Casting with Bruce, Second try

In the previous article I managed to mix the plaster and pour it into the mold. Now let´s see what I cooked up!

It´s good to have same mixed plaster somewhere where you can check how dry the plaster is without messing around with the mold. I “intentionally” splashed plaster all over my work desk so it was easy for me to monitor the drying process.

When I thought that the plaster was dried enough I decided to start remove rocks from the mold. The mold is very flexible so it was easy to remove the rocks BUT I was too impatient and some of the rocks cracked because those weren’t dry enough.

I waited little bit longer and grabbed the Hirts Arts mold. The pieces came of beautifully because the mold is flexible enough. Unfortunately there were some air bubbles in all of the pieces.

I immediately mixed another batch of plaster and poured it in. The second cast worked up much better. I have to say that you get quite a lot of quality stuff from one mold.

And if somebody is curious to see the result of the rock mold (Woodland Scenics) here is one close up. These rocks will be great pieces for terrain and bases, so I recommend them!

Here are few barrels and crates painted. These ones will go to the Merc´s house.

I wrote in the first article that I didn’t want to buy pre-made barrels because it would cost a lot of money. Well, I lied. I was fascinated to see if the Hirst Arts plaster pieces were superior compared to other products. After quick search I ended up ordering some pre-painted barrels from Pegasus Hobbies.

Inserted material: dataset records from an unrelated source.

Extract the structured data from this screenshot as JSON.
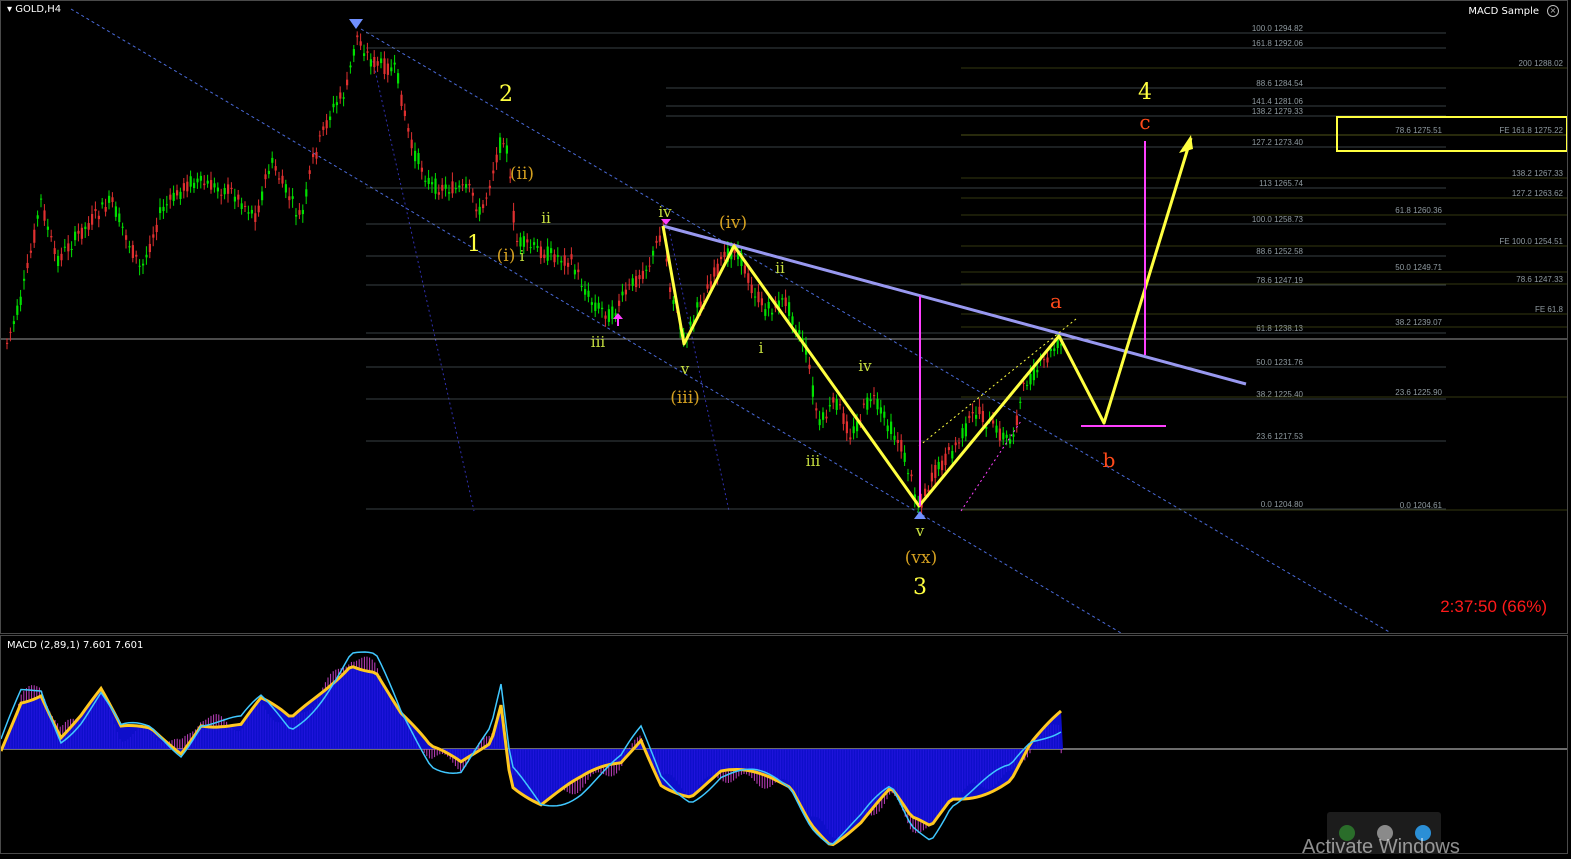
{
  "chart": {
    "symbol": "GOLD,H4",
    "indicator_title": "MACD Sample",
    "countdown": "2:37:50 (66%)",
    "colors": {
      "bull": "#00e000",
      "bear": "#e03030",
      "wave": "#ffff40",
      "pink": "#ff40ff",
      "trend": "#9898f0",
      "channel": "#4a6ad8",
      "fib": "#6f7e8a"
    }
  },
  "fib_left": [
    "100.0 1294.82",
    "161.8 1292.06",
    "88.6 1284.54",
    "141.4 1281.06",
    "138.2 1279.33",
    "127.2 1273.40",
    "113 1265.74",
    "100.0 1258.73",
    "88.6 1252.58",
    "78.6 1247.19",
    "61.8 1238.13",
    "50.0 1231.76",
    "38.2 1225.40",
    "23.6 1217.53",
    "0.0 1204.80"
  ],
  "fib_right": [
    "200 1288.02",
    "78.6 1275.51",
    "FE 161.8 1275.22",
    "138.2 1267.33",
    "127.2 1263.62",
    "61.8 1260.36",
    "FE 100.0 1254.51",
    "50.0 1249.71",
    "78.6 1247.33",
    "FE 61.8",
    "38.2 1239.07",
    "23.6 1225.90",
    "0.0 1204.61"
  ],
  "waves": {
    "w1": "1",
    "w2": "2",
    "w3": "3",
    "w4": "4",
    "i": "i",
    "ii": "ii",
    "iii": "iii",
    "iv": "iv",
    "v": "v",
    "pi": "(i)",
    "pii": "(ii)",
    "piii": "(iii)",
    "piv": "(iv)",
    "pvx": "(vx)",
    "a": "a",
    "b": "b",
    "c": "c"
  },
  "macd": {
    "label": "MACD (2,89,1) 7.601 7.601"
  },
  "watermark": "Activate Windows"
}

First look didn’t impress me but when I repainted some of those the result was great. What do you think? On the right is the Pegasus Hobbies barrel.

Of course the Pegasus details are crisper because those are cast in metal. Those are also little bit larger than Bruces barrels. Any way I will continue to cast and use Bruces products but I think that I will save the Pegasus barrels for some special projects!